Phillip A. Ellis is a freelance critic, poet and scholar. His chapbooks, The Flayed Man and Symptoms Positive and Negative, are available. He is working on a collection for Diminuendo Press. Another has been accepted by Hippocampus Press. He is the editor of Melaleuca. His website is at http://www.phillipaellis.com/


The Battle Continues

The war is not over.

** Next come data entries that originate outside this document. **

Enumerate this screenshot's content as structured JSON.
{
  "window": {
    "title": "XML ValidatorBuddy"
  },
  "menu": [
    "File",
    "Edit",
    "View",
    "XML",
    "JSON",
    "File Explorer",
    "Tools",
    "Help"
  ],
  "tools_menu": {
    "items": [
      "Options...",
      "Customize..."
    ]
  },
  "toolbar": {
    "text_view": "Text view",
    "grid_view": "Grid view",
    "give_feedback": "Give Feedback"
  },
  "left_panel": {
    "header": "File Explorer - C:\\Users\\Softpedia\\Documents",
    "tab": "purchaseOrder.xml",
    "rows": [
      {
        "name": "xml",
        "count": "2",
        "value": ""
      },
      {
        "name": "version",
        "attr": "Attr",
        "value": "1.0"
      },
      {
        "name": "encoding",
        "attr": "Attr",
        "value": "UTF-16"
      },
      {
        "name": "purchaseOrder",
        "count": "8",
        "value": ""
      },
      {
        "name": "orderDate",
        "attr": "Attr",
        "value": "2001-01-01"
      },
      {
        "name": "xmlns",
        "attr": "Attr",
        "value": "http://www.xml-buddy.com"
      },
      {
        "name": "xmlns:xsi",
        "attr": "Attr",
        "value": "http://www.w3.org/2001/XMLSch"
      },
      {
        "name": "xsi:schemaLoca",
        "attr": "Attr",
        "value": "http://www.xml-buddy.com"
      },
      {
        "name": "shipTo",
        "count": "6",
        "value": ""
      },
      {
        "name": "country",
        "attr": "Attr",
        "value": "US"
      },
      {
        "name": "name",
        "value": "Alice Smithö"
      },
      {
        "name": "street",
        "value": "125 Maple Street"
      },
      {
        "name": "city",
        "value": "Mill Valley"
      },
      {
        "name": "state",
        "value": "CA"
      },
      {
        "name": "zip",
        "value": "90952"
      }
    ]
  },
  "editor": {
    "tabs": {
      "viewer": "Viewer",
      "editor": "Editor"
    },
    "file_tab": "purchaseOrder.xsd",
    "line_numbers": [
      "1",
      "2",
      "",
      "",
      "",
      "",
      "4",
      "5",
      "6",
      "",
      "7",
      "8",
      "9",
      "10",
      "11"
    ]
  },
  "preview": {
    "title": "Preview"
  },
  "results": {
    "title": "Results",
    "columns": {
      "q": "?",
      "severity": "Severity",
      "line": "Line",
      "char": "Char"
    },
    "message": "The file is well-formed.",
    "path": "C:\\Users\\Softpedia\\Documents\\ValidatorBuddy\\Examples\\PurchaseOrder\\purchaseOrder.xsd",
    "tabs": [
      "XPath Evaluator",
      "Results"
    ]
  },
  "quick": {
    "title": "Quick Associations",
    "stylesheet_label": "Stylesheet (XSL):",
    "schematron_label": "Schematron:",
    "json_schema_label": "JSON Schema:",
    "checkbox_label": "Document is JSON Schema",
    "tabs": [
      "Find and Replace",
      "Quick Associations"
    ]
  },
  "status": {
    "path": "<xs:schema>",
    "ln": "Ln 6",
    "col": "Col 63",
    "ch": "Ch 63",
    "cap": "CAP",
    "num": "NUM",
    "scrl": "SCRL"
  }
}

We continue to fight,
find ourselves wearied, worn down.
The piano plays in a bar, where we find ourselves
as we listen to the sob and clubbing of gunfire,
and we wonder, wrapping thoughts around truth,
like the hands we wrap around our glasses,
whether it was worth it, this endless fight,
whether it was worth brutal force.

We ask who will win the war, and do not say
what we imagine to be the truth,
for it does not take the brave to stay alive
when we would rather be the cowards that we are,
finding a haven in a place
made of 1s and 0s, where we can no longer be weary.